Subsequently she and her colleagues set up Friends of Rebuild for Bosnia to raise funds for the project. In a period of five years it raised €2.5 million. Ninety per cent of that money was spent on having 78 houses built with the remainder funding the repair of schools as well as supplying the sick with life-saving medicines and devices.
Patricia was determined that homes would be made available to the most vulnerable persons, such as widows and others who had the responsibility of caring for children with mental and physical disabilities.
To this end she met and heard the tragic life-stories of many of the Bosnian refugees.
She learned about the massacre at Srebrenica when more than 8,000 men and boys were serially murdered and buried in mass graves. And she became aware of other less well-known massacres carried out by the same Serb army at Tuzla and Vukovar.

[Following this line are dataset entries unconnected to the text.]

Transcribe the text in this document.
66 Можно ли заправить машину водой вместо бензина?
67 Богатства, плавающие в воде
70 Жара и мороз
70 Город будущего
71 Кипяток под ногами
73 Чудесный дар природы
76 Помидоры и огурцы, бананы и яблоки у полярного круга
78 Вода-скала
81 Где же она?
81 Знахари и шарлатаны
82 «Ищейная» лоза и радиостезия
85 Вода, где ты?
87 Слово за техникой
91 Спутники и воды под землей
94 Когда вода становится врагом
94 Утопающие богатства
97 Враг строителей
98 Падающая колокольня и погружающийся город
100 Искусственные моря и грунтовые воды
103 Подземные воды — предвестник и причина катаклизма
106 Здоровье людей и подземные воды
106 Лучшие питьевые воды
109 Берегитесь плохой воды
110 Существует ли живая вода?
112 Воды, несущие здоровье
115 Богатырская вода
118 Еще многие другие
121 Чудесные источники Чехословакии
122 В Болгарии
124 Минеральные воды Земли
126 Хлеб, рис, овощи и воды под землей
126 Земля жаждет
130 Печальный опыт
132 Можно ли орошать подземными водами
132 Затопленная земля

She records some of her interviews verbatim – horrifying accounts of murders, rapes, torture, and deliberately degrading incarceration. Presumably to lighten her dark narrative of man’s inhumanity to man she includes an account of a seemingly miraculous case of healing, following prayer to Our Lady at Medjugorje.
Patricia concludes with a number of very useful reflections: on knowing your limitations, prayer, true forgiveness, and trusting in God. This book is not just interesting; it is inspirational, and it splendidly illustrates Patricia’s mantra that ‘It is better to light a candle than to curse the darkness’.